The funeral was small – just family, a few of Iker’s friends, and the stillness of the valley. I stood by the grave and felt the strange collision of two worlds – the Basque fire that shaped me, and the Swiss calm that always steadied me. It was only days later, after the silence had stretched too long, that I made the second call to Pradas. He answered again on the first ring.

“President,” I began, but my voice broke almost immediately. “I can’t do this anymore.”

I explained that I couldn’t lead the team, not now – not with my mother unwell, not with my uncle needing care, not with my brother’s voice still echoing through every quiet moment. He didn’t interrupt. Just listened. When I finally ran out of words, he exhaled – the kind of long, resigned breath that carries understanding.

Iñaki,” he said, “you’ve given this club more than results. You gave it dignity. You leave with our respect – and our door open.”

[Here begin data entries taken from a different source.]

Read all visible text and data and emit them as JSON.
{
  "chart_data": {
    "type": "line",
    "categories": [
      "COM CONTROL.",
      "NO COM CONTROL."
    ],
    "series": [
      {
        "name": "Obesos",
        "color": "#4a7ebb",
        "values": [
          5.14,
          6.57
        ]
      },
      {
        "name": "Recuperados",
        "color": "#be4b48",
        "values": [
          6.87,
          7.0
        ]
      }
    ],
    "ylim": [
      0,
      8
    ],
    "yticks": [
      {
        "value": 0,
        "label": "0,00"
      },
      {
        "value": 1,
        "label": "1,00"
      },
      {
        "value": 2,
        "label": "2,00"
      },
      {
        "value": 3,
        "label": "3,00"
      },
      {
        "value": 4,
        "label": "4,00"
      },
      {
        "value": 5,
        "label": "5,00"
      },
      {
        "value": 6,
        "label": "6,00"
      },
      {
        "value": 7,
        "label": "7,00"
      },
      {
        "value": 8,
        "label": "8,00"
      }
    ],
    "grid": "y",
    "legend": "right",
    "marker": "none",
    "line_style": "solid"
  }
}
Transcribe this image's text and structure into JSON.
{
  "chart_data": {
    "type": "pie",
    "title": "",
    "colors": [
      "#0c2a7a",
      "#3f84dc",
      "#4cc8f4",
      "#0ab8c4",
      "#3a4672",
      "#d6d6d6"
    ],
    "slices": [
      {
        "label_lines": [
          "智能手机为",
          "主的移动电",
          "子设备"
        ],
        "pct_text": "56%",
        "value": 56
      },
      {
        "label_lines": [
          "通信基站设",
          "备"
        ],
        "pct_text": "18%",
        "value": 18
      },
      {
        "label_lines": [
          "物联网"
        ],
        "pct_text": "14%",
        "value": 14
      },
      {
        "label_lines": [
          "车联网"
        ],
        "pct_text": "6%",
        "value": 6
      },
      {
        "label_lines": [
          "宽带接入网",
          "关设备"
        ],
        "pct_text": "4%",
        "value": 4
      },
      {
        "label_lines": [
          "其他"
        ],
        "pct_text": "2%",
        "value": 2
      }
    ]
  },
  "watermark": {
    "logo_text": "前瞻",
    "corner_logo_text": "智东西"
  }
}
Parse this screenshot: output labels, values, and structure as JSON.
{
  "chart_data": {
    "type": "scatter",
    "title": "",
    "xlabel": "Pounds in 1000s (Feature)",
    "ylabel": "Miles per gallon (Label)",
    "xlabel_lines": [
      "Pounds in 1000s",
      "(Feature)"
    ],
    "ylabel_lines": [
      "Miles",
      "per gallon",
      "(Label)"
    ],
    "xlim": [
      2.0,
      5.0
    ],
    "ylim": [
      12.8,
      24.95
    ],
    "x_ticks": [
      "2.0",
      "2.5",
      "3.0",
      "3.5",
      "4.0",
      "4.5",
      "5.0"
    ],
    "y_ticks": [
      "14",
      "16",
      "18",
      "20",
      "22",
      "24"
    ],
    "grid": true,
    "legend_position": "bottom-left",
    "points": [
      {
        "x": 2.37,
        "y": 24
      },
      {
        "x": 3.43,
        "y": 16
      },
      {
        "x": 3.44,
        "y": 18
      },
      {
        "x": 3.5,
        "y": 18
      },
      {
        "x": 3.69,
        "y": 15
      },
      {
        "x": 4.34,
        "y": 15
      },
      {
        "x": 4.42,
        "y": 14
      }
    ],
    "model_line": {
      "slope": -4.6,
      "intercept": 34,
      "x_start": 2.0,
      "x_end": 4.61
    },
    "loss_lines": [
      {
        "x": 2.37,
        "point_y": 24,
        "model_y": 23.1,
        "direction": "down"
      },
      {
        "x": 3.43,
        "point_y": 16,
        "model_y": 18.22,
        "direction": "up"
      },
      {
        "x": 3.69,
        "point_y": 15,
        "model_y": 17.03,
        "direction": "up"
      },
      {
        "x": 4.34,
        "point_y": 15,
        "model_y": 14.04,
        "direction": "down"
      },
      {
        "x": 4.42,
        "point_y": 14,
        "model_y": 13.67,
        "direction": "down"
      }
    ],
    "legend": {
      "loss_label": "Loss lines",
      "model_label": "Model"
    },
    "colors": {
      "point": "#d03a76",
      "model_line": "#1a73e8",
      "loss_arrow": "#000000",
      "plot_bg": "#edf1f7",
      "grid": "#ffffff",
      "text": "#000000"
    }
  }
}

I thanked him, though it barely felt enough. After I hung up, I sat by the window of Xabier’s home, watching the evening light settle over the mountains. The world felt both vast and impossibly small. That night, I walked outside and let the mountain air fill my lungs. For the first time in months, I felt something like purpose flicker again – faint, uncertain, but alive. Gernika had been my forge. But now, perhaps, Switzerland would be my reflection. Not an escape, but a continuation – the next step in a story that began long before football ever did. I don’t know what comes next. But I know I’m not finished.

And I know that somewhere, on a quiet Basque street or a winding Alpine road, Iker is still walking beside me.